COMBINED EFFECT OF ISOTOPIC-SUBSTITUTION, TEMPERATURE, AND MAGNETIC-FIELD ON THE LIFETIMES OF TRIPLET BIRADICALS

Lifetimes τ for decay of triplet biradicals derived from 2-phenylcycloalkanones were measured by nanosecond transient absorption under conditions designed to probe the contribution of intersystem crossing and chain dynamics to the observed decay. The temperature dependence of τ was measured at both 0 and 2 kG magnetic field, and also in the presence of 0.004 M MnCl2. Under a variety of conditions of temperature, solvent viscosity, and magnetic field, the lifetime of the biradical derived from 2-phenylcyclododecanone was compared with its perdeuterated analogue and with a 1:1 mixture of 1,2-13C2 and 1,12-13C2 isotopomers.
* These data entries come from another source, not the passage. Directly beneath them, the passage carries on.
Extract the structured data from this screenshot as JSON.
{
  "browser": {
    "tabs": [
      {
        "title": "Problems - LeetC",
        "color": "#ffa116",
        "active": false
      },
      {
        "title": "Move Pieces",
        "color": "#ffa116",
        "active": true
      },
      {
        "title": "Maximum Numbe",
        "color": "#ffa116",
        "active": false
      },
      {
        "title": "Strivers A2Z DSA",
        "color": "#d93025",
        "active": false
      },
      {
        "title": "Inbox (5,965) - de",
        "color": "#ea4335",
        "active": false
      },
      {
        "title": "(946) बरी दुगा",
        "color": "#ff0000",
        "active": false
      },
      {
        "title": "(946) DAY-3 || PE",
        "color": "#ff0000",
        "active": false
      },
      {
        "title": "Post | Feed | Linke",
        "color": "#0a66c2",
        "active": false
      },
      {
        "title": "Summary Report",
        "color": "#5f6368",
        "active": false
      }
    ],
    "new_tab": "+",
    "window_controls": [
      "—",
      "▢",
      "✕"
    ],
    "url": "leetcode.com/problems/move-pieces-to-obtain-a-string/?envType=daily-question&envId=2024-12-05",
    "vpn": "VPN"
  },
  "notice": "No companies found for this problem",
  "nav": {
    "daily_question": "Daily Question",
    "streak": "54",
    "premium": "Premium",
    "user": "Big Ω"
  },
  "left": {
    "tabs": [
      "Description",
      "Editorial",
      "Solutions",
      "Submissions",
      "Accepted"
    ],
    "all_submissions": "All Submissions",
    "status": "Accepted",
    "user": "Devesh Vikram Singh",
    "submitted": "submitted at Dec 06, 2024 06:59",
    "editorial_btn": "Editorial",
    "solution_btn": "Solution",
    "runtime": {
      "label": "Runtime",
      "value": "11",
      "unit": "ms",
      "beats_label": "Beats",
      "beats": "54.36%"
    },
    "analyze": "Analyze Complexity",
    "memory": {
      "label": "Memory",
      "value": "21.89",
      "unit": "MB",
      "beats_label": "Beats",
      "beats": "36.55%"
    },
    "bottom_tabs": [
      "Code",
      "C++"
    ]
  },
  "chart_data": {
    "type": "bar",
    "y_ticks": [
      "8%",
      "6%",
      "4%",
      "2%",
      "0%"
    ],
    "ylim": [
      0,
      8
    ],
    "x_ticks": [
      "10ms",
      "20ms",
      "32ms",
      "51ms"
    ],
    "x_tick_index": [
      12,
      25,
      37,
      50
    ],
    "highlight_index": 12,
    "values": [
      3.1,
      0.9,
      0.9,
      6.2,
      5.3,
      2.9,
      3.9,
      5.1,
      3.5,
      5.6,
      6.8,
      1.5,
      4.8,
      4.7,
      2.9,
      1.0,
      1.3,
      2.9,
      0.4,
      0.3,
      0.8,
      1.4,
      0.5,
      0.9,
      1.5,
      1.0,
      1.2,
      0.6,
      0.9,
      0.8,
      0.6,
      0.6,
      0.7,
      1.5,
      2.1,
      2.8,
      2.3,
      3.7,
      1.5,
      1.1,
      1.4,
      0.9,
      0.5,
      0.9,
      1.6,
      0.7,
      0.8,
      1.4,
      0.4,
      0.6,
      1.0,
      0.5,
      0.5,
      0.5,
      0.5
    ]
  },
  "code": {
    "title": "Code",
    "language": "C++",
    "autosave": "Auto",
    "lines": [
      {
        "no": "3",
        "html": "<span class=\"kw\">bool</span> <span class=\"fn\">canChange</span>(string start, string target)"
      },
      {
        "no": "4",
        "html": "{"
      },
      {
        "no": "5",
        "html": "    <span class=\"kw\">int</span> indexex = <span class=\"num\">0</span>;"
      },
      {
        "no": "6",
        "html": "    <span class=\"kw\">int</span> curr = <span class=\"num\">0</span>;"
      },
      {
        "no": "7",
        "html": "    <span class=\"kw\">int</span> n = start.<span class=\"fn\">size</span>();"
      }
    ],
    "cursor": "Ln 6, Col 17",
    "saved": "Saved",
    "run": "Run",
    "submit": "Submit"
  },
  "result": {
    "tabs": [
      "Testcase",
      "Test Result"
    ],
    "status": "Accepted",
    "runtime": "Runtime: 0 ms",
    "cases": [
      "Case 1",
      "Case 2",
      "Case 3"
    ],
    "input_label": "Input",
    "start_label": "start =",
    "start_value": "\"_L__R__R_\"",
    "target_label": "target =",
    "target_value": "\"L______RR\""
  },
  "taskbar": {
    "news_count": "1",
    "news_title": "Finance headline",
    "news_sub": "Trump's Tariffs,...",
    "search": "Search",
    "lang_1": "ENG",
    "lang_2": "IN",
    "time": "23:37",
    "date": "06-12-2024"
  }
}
The magnetic isotope effect on τ and the temperature dependence of Mn2+ quenching support chain dynamics as the rate-limiting step at -85°C and intersystem crossing as the rate-limiting step at room temperature. However, the magnetic field effect on τ reaches a maximum around -50°C and persists even at -99°C, in contrast to the magnetic isotope effect and Mn2+ quenching, which are absent at low temperature. The significance of this observation is discussed. © 1990 American Chemical Society.